Al Khalifa also said that Israel and Bahrain were both on the same page vis-à-vis the threat posed by Iran, and could begin cooperating on security matters. On a recent visit to Israel, Al Khalifa met with a senior official from the Israel Defense Forces. Khalifa was careful to note, however, that the Abraham Accords were “not intended against a certain country.”

Both countries have expressed uneasiness about the US reentering the Iran nuclear agreement, a process the Biden administration is currently negotiating following former President Donald Trump’s withdrawal from the deal. Al Khalifa wants the Iran deal, known by the acronym JCPOA, to also limit Iranian support for regional terror groups. He praised Trump’s sanctions on Iran, which Trump referred to as “maximum pressure.”

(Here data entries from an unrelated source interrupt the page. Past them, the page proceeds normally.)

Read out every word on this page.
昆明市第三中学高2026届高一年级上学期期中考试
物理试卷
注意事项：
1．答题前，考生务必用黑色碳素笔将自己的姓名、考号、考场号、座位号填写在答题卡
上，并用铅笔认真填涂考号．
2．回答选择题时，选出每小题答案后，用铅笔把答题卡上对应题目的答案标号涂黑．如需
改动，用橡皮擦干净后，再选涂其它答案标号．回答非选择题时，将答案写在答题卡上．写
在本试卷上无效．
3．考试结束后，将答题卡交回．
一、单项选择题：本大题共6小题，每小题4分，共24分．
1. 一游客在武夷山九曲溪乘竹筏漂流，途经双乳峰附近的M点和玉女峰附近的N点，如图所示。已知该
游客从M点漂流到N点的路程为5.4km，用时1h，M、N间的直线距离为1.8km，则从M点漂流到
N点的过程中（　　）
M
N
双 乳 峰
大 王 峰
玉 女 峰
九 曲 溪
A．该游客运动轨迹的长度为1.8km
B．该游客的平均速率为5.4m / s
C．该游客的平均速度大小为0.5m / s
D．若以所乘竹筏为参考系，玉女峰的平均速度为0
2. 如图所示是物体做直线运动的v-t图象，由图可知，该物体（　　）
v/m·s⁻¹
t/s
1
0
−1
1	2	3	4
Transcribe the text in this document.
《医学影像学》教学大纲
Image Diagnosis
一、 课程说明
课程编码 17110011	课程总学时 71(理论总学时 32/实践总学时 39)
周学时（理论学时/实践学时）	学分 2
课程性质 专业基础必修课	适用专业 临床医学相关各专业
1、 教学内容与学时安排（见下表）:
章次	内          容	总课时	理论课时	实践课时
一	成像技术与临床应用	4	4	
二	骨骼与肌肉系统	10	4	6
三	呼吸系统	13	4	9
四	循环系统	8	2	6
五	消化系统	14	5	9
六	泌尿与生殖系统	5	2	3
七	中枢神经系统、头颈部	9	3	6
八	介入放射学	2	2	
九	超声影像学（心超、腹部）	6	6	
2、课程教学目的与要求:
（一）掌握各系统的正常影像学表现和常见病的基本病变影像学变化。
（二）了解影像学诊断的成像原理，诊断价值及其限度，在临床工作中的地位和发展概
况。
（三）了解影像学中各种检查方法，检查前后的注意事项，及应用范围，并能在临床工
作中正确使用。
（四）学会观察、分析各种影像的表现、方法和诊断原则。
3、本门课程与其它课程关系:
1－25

“We have seen how the maximum pressure campaign has had its effect,” he told JTA. “Having the JCPOA is better than not having a JCPOA, but having a JCPOA that would address the concerns of the region and not only focus on one aspect of the nuclear program, but cover the other aspects, is very important.”

But despite his title, Al Khalifa wasn’t in New York City this week primarily to talk policy. Instead, he wanted to begin a relationship between American Jews and his kingdom — and to convince them to visit. 

“There are certain perceptions about Bahrain in certain fields that do not reflect the reality on the ground,” he told JTA. “But seeing is believing.”